In Georgitsi Realty, LLC v. Penn-Star Ins. Co., 2013 N.Y. LEXIS 2857 (N.Y. App. Ct., October 17, 2013), Georgitsi Realty, LLC owned a four-story apartment building which it insured pursuant to a “named perils” policy issued by the defendant, Penn-Star Insurance Company. The policy provided coverage against “direct physical loss or damage . . . caused by or resulting from” certain specified perils including vandalism which was defined in the policy as “willful and malicious damage to, or destruction of, the described property.”
Armory Plaza, Inc., the owner of property adjacent to the plaintiff’s apartment building, began constructing an underground parking garage. The excavation for the parking garage caused cracks in the walls and foundation of the plaintiff’s apartment building. As the cracks became more pronounced the building began to settle and the plaintiff became concerned that the apartment building would collapse. In an attempt to stop the excavation work, the plaintiff obtained “stop work” orders, fines and even a temporary restraining order against Armory Plaza. These were all ignored and the excavation work continued.
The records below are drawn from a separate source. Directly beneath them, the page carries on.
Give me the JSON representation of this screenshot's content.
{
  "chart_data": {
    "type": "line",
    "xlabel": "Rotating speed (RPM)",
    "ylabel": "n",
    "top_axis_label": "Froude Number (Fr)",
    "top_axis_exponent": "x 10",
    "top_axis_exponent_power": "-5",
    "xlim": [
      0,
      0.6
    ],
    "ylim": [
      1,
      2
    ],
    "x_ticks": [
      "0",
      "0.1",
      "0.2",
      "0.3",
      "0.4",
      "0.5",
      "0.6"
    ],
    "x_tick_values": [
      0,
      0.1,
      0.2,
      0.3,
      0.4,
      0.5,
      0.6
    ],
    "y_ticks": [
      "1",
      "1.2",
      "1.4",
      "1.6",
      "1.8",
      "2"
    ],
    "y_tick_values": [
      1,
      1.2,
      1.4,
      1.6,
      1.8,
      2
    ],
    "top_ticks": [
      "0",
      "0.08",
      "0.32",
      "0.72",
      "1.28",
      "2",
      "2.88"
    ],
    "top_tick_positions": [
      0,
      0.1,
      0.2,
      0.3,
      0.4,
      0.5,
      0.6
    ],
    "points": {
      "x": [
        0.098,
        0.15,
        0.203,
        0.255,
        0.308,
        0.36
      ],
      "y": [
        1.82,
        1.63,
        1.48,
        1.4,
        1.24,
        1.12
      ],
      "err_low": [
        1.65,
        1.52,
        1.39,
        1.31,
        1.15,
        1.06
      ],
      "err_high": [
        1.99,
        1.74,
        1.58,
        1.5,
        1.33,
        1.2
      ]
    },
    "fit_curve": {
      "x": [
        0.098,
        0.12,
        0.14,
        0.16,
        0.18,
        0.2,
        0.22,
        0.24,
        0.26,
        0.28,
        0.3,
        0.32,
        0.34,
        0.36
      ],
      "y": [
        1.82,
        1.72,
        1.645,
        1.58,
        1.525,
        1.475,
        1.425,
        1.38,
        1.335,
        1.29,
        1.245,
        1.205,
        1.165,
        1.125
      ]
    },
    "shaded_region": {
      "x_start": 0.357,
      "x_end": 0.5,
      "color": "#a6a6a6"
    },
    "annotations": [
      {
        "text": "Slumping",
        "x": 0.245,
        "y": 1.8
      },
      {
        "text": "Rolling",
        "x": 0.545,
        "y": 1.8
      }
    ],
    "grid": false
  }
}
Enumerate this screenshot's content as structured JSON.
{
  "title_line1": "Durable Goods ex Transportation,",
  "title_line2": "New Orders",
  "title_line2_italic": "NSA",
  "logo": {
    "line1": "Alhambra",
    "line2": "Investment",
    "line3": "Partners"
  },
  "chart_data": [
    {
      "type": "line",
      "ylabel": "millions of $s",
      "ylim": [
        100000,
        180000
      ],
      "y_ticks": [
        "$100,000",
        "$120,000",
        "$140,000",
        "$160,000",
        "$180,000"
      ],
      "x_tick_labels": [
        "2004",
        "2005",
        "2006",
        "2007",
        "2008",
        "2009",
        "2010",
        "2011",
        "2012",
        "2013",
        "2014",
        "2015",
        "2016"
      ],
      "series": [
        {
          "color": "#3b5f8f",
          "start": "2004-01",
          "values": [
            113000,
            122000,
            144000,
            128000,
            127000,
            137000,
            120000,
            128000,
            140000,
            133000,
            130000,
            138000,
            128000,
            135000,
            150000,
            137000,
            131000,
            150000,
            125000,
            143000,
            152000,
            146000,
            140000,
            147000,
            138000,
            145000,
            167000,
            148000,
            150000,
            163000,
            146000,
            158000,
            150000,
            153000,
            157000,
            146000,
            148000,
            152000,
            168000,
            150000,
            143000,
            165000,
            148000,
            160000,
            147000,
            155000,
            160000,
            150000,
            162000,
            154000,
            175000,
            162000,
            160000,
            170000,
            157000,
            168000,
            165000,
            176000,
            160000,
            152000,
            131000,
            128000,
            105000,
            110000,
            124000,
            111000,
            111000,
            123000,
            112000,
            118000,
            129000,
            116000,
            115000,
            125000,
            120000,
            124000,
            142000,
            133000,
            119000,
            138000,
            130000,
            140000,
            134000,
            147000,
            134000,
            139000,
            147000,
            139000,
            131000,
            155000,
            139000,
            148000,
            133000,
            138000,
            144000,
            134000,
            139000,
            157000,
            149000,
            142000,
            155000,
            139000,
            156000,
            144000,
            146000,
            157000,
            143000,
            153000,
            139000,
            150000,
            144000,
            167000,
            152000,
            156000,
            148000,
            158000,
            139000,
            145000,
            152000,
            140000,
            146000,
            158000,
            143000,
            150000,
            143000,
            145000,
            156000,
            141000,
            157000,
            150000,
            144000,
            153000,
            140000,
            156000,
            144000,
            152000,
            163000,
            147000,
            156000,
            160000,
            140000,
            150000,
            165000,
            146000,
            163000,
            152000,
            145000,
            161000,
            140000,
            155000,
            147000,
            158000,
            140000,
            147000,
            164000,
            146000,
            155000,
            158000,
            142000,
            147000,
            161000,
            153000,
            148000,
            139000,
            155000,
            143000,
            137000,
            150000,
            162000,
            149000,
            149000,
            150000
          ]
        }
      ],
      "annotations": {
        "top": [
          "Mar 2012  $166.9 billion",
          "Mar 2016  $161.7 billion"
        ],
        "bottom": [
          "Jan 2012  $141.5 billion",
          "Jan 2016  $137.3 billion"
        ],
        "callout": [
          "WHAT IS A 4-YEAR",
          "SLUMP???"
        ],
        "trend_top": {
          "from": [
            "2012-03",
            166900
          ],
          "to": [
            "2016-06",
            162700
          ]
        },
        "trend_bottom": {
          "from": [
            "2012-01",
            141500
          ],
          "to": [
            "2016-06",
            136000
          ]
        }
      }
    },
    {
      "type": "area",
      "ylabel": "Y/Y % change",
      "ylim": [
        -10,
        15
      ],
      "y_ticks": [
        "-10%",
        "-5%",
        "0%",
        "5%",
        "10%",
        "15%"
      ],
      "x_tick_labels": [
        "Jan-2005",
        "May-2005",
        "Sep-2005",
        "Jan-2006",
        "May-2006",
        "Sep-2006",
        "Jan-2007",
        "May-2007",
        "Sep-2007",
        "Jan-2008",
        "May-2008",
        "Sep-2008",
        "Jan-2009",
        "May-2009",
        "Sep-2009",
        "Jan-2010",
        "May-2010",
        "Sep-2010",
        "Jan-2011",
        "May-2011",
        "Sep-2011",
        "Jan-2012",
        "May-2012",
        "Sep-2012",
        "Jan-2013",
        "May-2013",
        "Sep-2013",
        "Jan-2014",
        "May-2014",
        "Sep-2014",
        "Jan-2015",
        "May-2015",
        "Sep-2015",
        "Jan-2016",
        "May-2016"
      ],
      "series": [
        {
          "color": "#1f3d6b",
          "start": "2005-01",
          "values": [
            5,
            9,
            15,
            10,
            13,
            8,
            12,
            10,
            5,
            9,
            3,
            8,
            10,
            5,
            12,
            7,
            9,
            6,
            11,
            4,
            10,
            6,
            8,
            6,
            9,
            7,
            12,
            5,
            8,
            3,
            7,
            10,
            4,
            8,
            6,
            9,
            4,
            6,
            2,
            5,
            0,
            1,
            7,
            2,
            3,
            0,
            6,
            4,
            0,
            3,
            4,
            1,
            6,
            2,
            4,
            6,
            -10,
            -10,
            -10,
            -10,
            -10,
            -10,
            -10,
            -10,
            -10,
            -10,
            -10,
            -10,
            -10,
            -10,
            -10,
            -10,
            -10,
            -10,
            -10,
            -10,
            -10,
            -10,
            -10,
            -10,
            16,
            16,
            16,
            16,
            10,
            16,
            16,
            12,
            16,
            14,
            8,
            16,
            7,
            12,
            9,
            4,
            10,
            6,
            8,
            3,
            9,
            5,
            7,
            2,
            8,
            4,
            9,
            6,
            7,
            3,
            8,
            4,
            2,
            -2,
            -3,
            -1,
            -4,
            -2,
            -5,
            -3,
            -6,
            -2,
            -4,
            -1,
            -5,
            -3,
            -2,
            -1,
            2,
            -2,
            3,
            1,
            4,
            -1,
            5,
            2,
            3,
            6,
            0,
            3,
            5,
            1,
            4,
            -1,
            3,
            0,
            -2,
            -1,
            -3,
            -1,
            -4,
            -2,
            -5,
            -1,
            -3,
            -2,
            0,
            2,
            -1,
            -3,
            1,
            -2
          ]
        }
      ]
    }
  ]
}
Thereafter, the plaintiff submitted an insurance claim on the theory that the excavation work constituted vandalism as the term was defined under the subject policy. The claim was denied and the plaintiff brought suit in the New York Supreme Court. The case was removed to the United States District Court for the Eastern District of New York, which granted the defendant’s motion for summary judgment on the basis that the excavation work did not fall within the policy’s definition of vandalism. In response, plaintiff appealed to the Second Circuit Court of Appeals, which certified the following two questions to the Court of Appeals of New York:
(1) For purposes of construing a property insurance policy covering acts of vandalism, may malicious damage be found to result from an act not directed specifically at the covered property?
(2) If so, what state of mind is required?
With respect to the first certified question, the Court of Appeals concluded that there was no reason that the term vandalism should be limited to acts directed specifically at covered property. According to the Court of Appeals, whenever the insured’s damage naturally and foreseeably results from an act of vandalism, a vandalism clause in an insurance policy should cover it. Moreover, while the Court of Appeals acknowledged that the present case did not present a traditional vandalism scenario it saw no principled distinction between an excavator who is paid to dig a hole and does so in conscious disregard of likely damage to the adjacent building and an irresponsible youth who digs a hole on the same property, with the same result, “whether in search of buried treasure or just for fun.”
With respect to the second certified question, the Court of Appeals concluded that the state of mind necessary to establish “malice” for purposes of the “vandalism” definition is the same standard used by New York courts when determining whether to award punitive damages. Specifically, the Court of Appeals explained that conduct is “malicious” when it reflects a “conscious and deliberate disregard of the interests of others that [it] may be called willful or wanton.” According to the Court of Appeals, this standard serves to distinguish between acts that may fairly be called vandalism and ordinary tortious conduct, thereby preventing insurance for vandalism from being “converted into something approaching general coverage for property damage.”
The dissent, authored by Judge Abdus-Salaam, took issue with the majority definition of “malicious,” which she argued omitted a critical component: the intent to damage property. The dissent stated that in order to recover under a policy insuring against a loss caused by vandalism, the insured must prove that the damage was caused by a malicious act intended to damage property, even if not the insured’s specific property. (Emphasis added.) According to the dissent, this additional element would prevent vandalism coverage from extending to willful and malicious acts not properly categorized as vandalism because property damage was not the actor’s primary intent.